Third order Taylor polynomial of $f:(0, \infty) \times \mathbb{R} \to \mathbb{R}$ given by $f(x,y) = x^y$

Question

Let $f:(0, \infty) \times \mathbb{R} \to \mathbb{R}$ be given by $f(x,y) = x^y$.

How can one determine the Taylor polynomial of the third order of the function $f(x,y)$ in the points $(1,0)$?

I have

$$f_x = yx^{y-1}$$

$$f_{xx} = (y-1)yx^{y-2}$$

$$f_{xxx} = (y-2)(y-1)yx^{y-3}$$

$$f_y = x^y \ln(x)$$

$$f_{yy} = x^y\ln^2(x)$$

$$f_{yyy} = x^y\ln^3(x)$$

Then we do

$$f(1,0) = 1^0 = 1$$ $$f_x(1,0) = 0\cdot 1^{0-1}0 $$ $$f_{xx}(1,0) = (0-1)\cdot0\cdot1^{0-2} = 0$$ $$f_{xxx}(1,0) = (0-2)\cdot(0-1)\cdot0\cdot1^{0-3} = 0$$

$$f_y(1,0) = 1^0\cdot \ln(1) = 0$$ $$f_{yy}(1,0) = 1^0 \cdot \ln^2(1) = 0$$ $$f_{yyy}(1,0)= 1^0 \cdot \ln^3(1) = 0$$

Since we have only zeros expect for $f(1,0)$, can I just say that

$$T_{(1,0),3}(x,y) = 1$$

or is that wrong?

Answer 1

I think that you forgot to take into account the cross derivatives.

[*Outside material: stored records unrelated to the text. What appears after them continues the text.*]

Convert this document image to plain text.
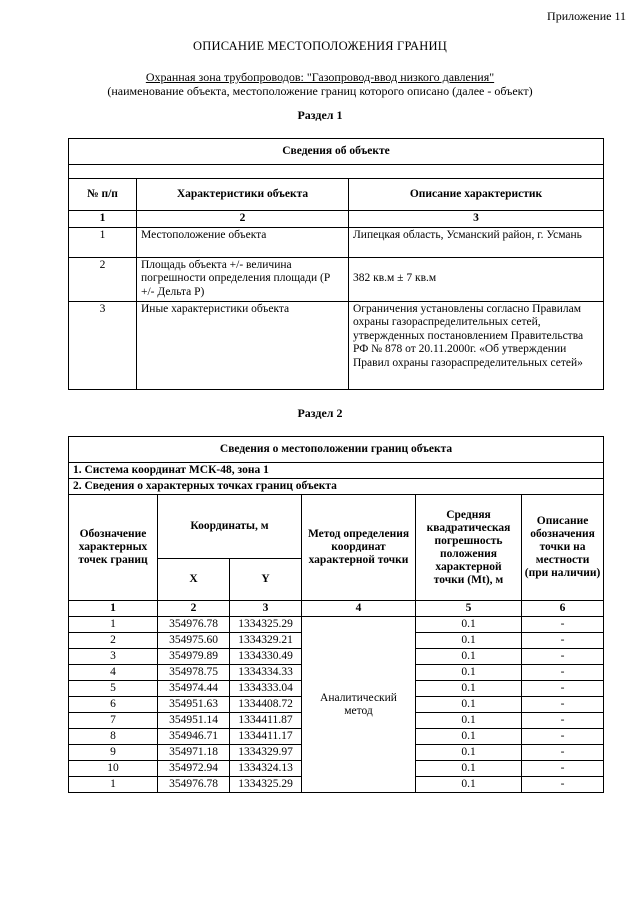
Приложение 11
ОПИСАНИЕ МЕСТОПОЛОЖЕНИЯ ГРАНИЦ
Охранная зона трубопроводов: "Газопровод-ввод низкого давления"
(наименование объекта, местоположение границ которого описано (далее - объект)
Раздел 1
Сведения об объекте		

№ п/п	Характеристики объекта	Описание характеристик
1	2	3
1	Местоположение объекта	Липецкая область, Усманский район, г. Усмань
2	Площадь объекта +/- величина погрешности определения площади (Р +/- Дельта Р)	382 кв.м ± 7 кв.м
3	Иные характеристики объекта	Ограничения установлены согласно Правилам охраны газораспределительных сетей, утвержденных постановлением Правительства РФ № 878 от 20.11.2000г. «Об утверждении Правил охраны газораспределительных сетей»
Раздел 2
Сведения о местоположении границ объекта					
1. Система координат МСК-48, зона 1					
2. Сведения о характерных точках границ объекта					
Обозначение характерных точек границ	Координаты, м		Метод определения координат характерной точки	Средняя квадратическая погрешность положения характерной точки (Mt), м	Описание обозначения точки на местности (при наличии)
	X	Y			
1	2	3	4	5	6
1	354976.78	1334325.29	Аналитический метод	0.1	-
2	354975.60	1334329.21		0.1	-
3	354979.89	1334330.49		0.1	-
4	354978.75	1334334.33		0.1	-
5	354974.44	1334333.04		0.1	-
6	354951.63	1334408.72		0.1	-
7	354951.14	1334411.87		0.1	-
8	354946.71	1334411.17		0.1	-
9	354971.18	1334329.97		0.1	-
10	354972.94	1334324.13		0.1	-
1	354976.78	1334325.29		0.1	-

In my opinion, it should be something like $$x+x \log (x)(y-1)+ \frac{1}{2}x \log ^2(x)(y-1)^2 +\frac{1}{6} x\log ^3(x)(y-1)^3 +\cdots$$

Checking with $x=0.1$ and $y=0.9$, we get $0.125880$ while the exact value should be $0.125893$.

Edit

As @Christian Blatter pointed out, I misread the point around which has to be done the expansion and what I wrote was for $(0,1)$. Doing it around $(1,0)$ it becomes $$1+(x-1) y+(x-1)^2 \left(-\frac{y}{2}+\frac{y^2}{2}\right)+(x-1)^3 \left(\frac{y}{3}-\frac{y^2}{2}+\frac{y^3}{6}\right)+\cdots $$ A small grid of values (all miising values are strictly equal to $1$) $$\left( \begin{array}{cccc} x & y & \text{approximation} & \text{exact} \\ 0.8 & -0.2 & 1.0455040 & 1.0456396 \\ 0.8 & -0.1 & 1.0225080 & 1.0225652 \\ 0.8 & +0.1 & 0.9779720 & 0.9779328 \\ 0.8 & +0.2 & 0.9564160 & 0.9563525 \\ 0.9 & -0.2 & 1.0212880 & 1.0212957 \\ 0.9 & -0.1 & 1.0105885 & 1.0105918 \\ 0.9 & +0.1 & 0.9895215 & 0.9895193 \\ 0.9 & +0.2 & 0.9791520 & 0.9791484 \\ 1.1 & -0.2 & 0.9811120 & 0.9811185 \\ 1.1 & -0.1 & 0.9905115 & 0.9905143 \\ 1.1 & +0.1 & 1.0095785 & 1.0095766 \\ 1.1 & +0.2 & 1.0192480 & 1.0192449 \\ 1.2 & -0.2 & 0.9640960 & 0.9641925 \\ 1.2 & -0.1 & 0.9818920 & 0.9819330 \\ 1.2 & +0.1 & 1.0184280 & 1.0183994 \\ 1.2 & +0.2 & 1.0371840 & 1.0371373 \end{array} \right)$$

Answer 2

Since we want the third order Taylor polynomial of $f(x,y):=x^y$ at the point $(1,0)$ we consider the auxiliary function $$g(t):=f\bigl(1+t(x-1),t y\bigr)$$ and compute its third order Taylor polynomial with respect to $t$ at $t=0$. This gives $$T_0^3g(t)=g(0)+ g'(0) t +{g''(0)\over2} t^2+{g'''(0)\over6}t^3\ .\tag{1}$$ Wecompute $$g(0)=1,\quad g'(0)=0,\quad g''(0)=2(x-1)y,\quad g'''(0)=-3(x-1)^2 y\ .$$ Putting $t=1$ at the end in $(1)$ gives all terms of total degree $\leq3$ in $(x-1)$ and $y$, and leads to $$T_{(1,0)}^3f(x,y)=1+(x-1)y-{1\over2}(x-1)^2 y\ .$$ When $x=1.1$ and $y=-0.1$ we obtain $0.9905$, while $1.1^{-0.1}=0.9905142582$.